Les chapitres suivants (chapitres 84-95), qui ont été insérés là soit par Constantin à titre de notes, soit par quelque autre copiste sont tirés du manuel de Pierre le Patrice (VIe siècle) et décrivent diverses cérémonies comme la nomination de certains fonctionnaires (84, 85), l’investiture pour certains emplois (86), la réception d’ambassadeurs étrangers et la proclamation d’un empereur d’Occident (87, 88), la réception des ambassadeurs perses (89, 90), l’avènement de certains empereurs (91-96), la nomination du président du Sénat (proedros) (97).
L’agencement du livre II est beaucoup moins ordonné que celui du livre I et par moments donne l’impression de simples notes destinées à servir de base pour la rédaction d’un texte définitif. Ici également, on retrouve les trois catégories mentionnées plus haut, mais dans le désordre :
Certains chapitres, comme le Kleterologion[N 6] (chap. 46) sont des textes existants insérés dans le livre sans justification apparente. Les chapitres 48 – 53 traitant des taxes et largesses impériales appartiendraient plutôt à des traités sur les finances impériales, alors que les chapitres consacrés aux expéditions de Crête trouveraient davantage leur place dans un manuel militaire (taktika). Enfin, le chap. 42 sur les tombes impériales est manifestement postérieur à Constantin VII[14].
Alors que le livre I était normatif, prescrivant la façon dont devaient se dérouler diverses cérémonies impériales, le livre II est plutôt descriptif, expliquant simplement des cérémonies particulières s’étant déroulées du temps d’empereurs précédents.
Telle que présentée dans le De Ceremoniis, la vie d’un empereur peut sembler n’être qu’une longue suite de cérémonies occupant chaque jour de l’année. Il ne faut pas oublier toutefois que Constantin VII a réuni dans ce livre diverses cérémonies apparaissant à des époques différentes de l’histoire et dont plusieurs étaient déjà tombées en désuétude à son époque. De plus tous les empereurs n’accorderont pas une telle importance à l’étiquette de cour[15].
Bien que devenu officiellement empereur en 913, Constantin VII vivra jusqu’en 944 dans l’ombre de sa mère d’abord, de son beau-père, Romain Ier Lécapène (r. 920 – 944) ensuite. C’est probablement durant ces années d’inactivité forcée qu’il composa le livre I du De Ceremoniis. Le second livre fut écrit pour l’éducation de son fils, le futur Romain II (r. 959 – 963) alors que Constantin VII était devenu seul maître de l’empire, probablement dans les années 958 ou 959, puisqu’il fait le récit de la proclamation de Romain II comme coempereur en 945 alors que ce dernier est âgé de sept ans (chapitre aujourd’hui manquant) et de la réception donnée pour la princesse Olga de Kiev en 957[16].

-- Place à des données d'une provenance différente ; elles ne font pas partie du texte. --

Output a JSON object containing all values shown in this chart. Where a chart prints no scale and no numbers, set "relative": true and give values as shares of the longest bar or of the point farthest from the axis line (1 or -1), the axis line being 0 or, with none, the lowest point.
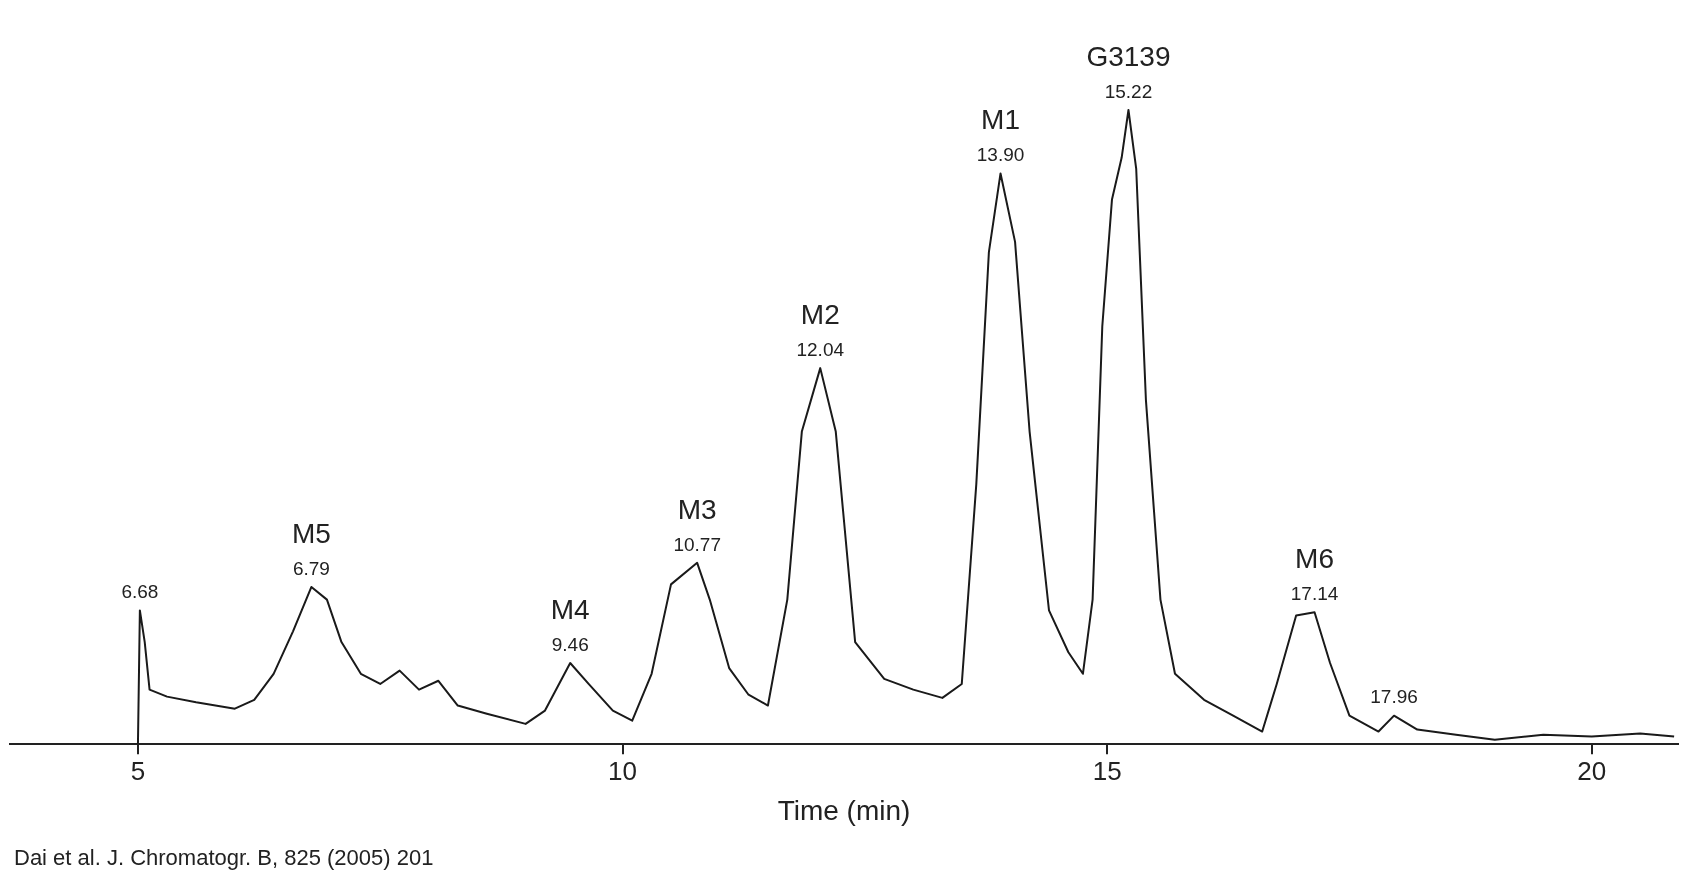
{
  "chart_data": {
    "type": "line",
    "relative": true,
    "xlabel": "Time (min)",
    "xlim": [
      3.68,
      20.89
    ],
    "xticks": [
      5,
      10,
      15,
      20
    ],
    "grid": false,
    "legend": false,
    "marker": "none",
    "line_style": "solid",
    "x": [
      5.0,
      5.02,
      5.07,
      5.12,
      5.3,
      5.6,
      6.0,
      6.2,
      6.4,
      6.6,
      6.79,
      6.95,
      7.1,
      7.3,
      7.5,
      7.7,
      7.9,
      8.1,
      8.3,
      8.6,
      9.0,
      9.2,
      9.46,
      9.65,
      9.9,
      10.1,
      10.3,
      10.5,
      10.77,
      10.9,
      11.1,
      11.3,
      11.5,
      11.7,
      11.85,
      12.04,
      12.2,
      12.4,
      12.7,
      13.0,
      13.3,
      13.5,
      13.65,
      13.78,
      13.9,
      14.05,
      14.2,
      14.4,
      14.6,
      14.75,
      14.85,
      14.95,
      15.05,
      15.15,
      15.22,
      15.3,
      15.4,
      15.55,
      15.7,
      16.0,
      16.3,
      16.6,
      16.75,
      16.95,
      17.14,
      17.3,
      17.5,
      17.8,
      17.96,
      18.2,
      18.6,
      19.0,
      19.5,
      20.0,
      20.5,
      20.85
    ],
    "series": [
      {
        "color": "#1a1a1a",
        "values": [
          0,
          0.211,
          0.161,
          0.086,
          0.075,
          0.066,
          0.056,
          0.07,
          0.111,
          0.178,
          0.248,
          0.228,
          0.161,
          0.111,
          0.095,
          0.116,
          0.086,
          0.1,
          0.061,
          0.048,
          0.032,
          0.053,
          0.128,
          0.095,
          0.053,
          0.037,
          0.111,
          0.252,
          0.286,
          0.228,
          0.12,
          0.078,
          0.061,
          0.228,
          0.493,
          0.593,
          0.493,
          0.161,
          0.103,
          0.086,
          0.073,
          0.095,
          0.41,
          0.776,
          0.9,
          0.792,
          0.493,
          0.211,
          0.145,
          0.111,
          0.228,
          0.659,
          0.859,
          0.925,
          1.0,
          0.907,
          0.543,
          0.228,
          0.111,
          0.07,
          0.045,
          0.02,
          0.095,
          0.203,
          0.208,
          0.128,
          0.045,
          0.02,
          0.045,
          0.023,
          0.015,
          0.007,
          0.015,
          0.012,
          0.017,
          0.012
        ]
      }
    ],
    "annotations": [
      {
        "text": "6.68",
        "x": 5.02,
        "y": 0.211
      },
      {
        "text": "6.79",
        "x": 6.79,
        "y": 0.248
      },
      {
        "text": "M5",
        "x": 6.79,
        "y": 0.248
      },
      {
        "text": "9.46",
        "x": 9.46,
        "y": 0.128
      },
      {
        "text": "M4",
        "x": 9.46,
        "y": 0.128
      },
      {
        "text": "10.77",
        "x": 10.77,
        "y": 0.286
      },
      {
        "text": "M3",
        "x": 10.77,
        "y": 0.286
      },
      {
        "text": "12.04",
        "x": 12.04,
        "y": 0.593
      },
      {
        "text": "M2",
        "x": 12.04,
        "y": 0.593
      },
      {
        "text": "13.90",
        "x": 13.9,
        "y": 0.9
      },
      {
        "text": "M1",
        "x": 13.9,
        "y": 0.9
      },
      {
        "text": "15.22",
        "x": 15.22,
        "y": 1.0
      },
      {
        "text": "G3139",
        "x": 15.22,
        "y": 1.0
      },
      {
        "text": "17.14",
        "x": 17.14,
        "y": 0.208
      },
      {
        "text": "M6",
        "x": 17.14,
        "y": 0.208
      },
      {
        "text": "17.96",
        "x": 17.96,
        "y": 0.045
      },
      "Dai et al. J. Chromatogr. B, 825 (2005) 201"
    ]
  }
}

Le texte original de Constantin VII subit par la suite des modifications et des additions comme les extraits verbatim de Pierre le Patrice (chap. 84 – 95) remontant au VIe siècle; les acclamations en hommage à Nicéphore II Phokas (963 – 969) ainsi que les allusions dans le chapitre 97 à la nomination d’un proèdre qui semblent se rapporter au parakoimomène Basile le Bâtard doivent être datés de 963 – 969[17]. C’est ce qui explique que le premier manuscrit qui nous soit parvenu, celui dit de Leipzig (Leipzig, Univ. Lib. 28) probablement produit sous le règne de Nicéphore II, se présente comme un assemblage hétéroclite où, à côté de cérémonies civiles et religieuses du Xe siècle, on trouve des cérémonies s’étant tenues à différents siècles ainsi que des textes n’ayant aucune relation avec le but avoué de l’empereur[18].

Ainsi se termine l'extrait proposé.